Kur’ân-ı Kerîm’de Cebrâil’den “ruh” ve “ruhumuz” diye bahsedilmekte, diğer
taraftan gerek ilk insanın yaratılmasında (el-Hicr 15/29; Sâd 38/72) gerekse
Meryem’in Îsâ’ya hamile kalmasında (el-Enbiyâ 21/91; et-Tahrîm 66/12) “ruhumdan
üfledim” ve “ruhumuzdan üfledik” denilmektedir.

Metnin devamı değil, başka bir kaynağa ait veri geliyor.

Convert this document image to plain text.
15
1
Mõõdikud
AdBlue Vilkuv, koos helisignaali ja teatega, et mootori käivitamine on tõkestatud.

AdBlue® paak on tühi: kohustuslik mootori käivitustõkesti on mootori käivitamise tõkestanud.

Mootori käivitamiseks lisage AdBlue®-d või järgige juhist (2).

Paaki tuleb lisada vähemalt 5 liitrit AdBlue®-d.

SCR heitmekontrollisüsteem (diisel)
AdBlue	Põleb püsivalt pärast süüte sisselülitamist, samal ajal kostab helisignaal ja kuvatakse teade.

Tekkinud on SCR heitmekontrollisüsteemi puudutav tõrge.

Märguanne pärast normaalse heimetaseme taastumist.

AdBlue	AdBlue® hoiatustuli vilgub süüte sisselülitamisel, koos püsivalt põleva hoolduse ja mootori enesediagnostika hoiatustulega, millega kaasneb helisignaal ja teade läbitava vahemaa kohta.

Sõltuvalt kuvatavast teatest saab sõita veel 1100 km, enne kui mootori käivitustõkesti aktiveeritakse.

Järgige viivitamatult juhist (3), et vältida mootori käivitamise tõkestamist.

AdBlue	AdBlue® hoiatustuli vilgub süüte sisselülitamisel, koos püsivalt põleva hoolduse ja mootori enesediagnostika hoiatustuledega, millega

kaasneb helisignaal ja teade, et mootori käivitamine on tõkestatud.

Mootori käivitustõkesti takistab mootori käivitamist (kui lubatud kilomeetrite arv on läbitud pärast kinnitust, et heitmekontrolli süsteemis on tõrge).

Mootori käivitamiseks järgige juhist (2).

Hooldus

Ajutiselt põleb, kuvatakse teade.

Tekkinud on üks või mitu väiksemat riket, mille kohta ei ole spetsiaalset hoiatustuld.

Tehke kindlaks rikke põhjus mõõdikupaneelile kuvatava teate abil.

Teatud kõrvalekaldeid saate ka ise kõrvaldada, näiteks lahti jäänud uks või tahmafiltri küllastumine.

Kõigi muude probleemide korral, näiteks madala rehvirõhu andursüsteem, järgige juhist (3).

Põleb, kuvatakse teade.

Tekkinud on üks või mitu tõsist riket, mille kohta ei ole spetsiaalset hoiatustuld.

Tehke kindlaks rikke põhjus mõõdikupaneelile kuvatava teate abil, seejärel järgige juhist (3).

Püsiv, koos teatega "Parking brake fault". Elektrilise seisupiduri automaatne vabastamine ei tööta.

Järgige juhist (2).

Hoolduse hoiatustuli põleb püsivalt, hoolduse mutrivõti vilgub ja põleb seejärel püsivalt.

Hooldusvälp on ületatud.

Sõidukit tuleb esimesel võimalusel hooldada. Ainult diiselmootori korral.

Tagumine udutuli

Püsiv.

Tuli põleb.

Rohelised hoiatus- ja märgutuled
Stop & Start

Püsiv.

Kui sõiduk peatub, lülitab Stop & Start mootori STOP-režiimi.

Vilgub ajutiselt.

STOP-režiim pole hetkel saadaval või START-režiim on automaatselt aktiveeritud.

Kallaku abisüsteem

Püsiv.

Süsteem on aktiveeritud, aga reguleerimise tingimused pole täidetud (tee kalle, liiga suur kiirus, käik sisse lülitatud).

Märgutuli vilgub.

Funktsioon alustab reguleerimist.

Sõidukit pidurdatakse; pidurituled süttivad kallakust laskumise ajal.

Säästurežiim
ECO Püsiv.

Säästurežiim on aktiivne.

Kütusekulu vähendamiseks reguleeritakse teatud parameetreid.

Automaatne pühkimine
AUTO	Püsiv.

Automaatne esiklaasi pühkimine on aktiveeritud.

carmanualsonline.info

Bundan hareketle bazı
yorumcular “üfledim, üfledik” ifadeleriyle Allah’ın Cebrâil vasıtasıyla insanda
ruh yaratmasını kastettiğini söylemişlerdir. Buna göre, “Biz ona ruhumuzdan
üfledik” ifadesi, “Meryem’e üfleme işini ruhumuz vasıtasıyla yaptık” demektir
ki ruh Cebrâil olduğuna göre Meryem’e üfleyen de Cebrâil’dir. Rûhulkudüs’ün
Cebrâil olduğunu destekleyen bir başka delil Hz. Peygamber’in Hassân b. Sâbit’e
bir defasında, “Kureyş’i hicvet, Rûhulkudüs seninledir”, bir başka zaman da,
“Ve Cebrâil seninledir” demesidir. Nitekim Hassân b. Sâbit bir beytinde,
“Allah’ın elçisi Cibrîl bizdedir, Rûhulkudüs’ün eşi, benzeri yoktur” diyerek
Cibrîl ve Rûhulkudüs ile aynı varlığı kastetmiştir. “De ki: Rûhulkudüs onu
rabbinden hak olarak indirmiştir” âyetinde (en-Nahl 16/102) Kur’an’ı indirenin
Rûhulkudüs olduğu belirtilmektedir. Kur’an’ı Hz. Peygamber’e indiren Cebrâil
olduğundan bu âyet de Rûhulkudüs’ün Cebrâil olduğunu göstermektedir. Rûhulkudüs
Cebrâil olduğuna ve bütün peygamberlere o vahiy getirdiğine göre Hz. Îsâ’nın
Rûhulkudüs ile desteklendiğine dair ifade (el-Bakara 2/87, 253; el-Mâide
5/110), doğumunun bizzat onun tarafından müjdelenmesi ve bizzat onun
üflemesiyle annesinin hamile kalması şeklinde açıklanmaktadır.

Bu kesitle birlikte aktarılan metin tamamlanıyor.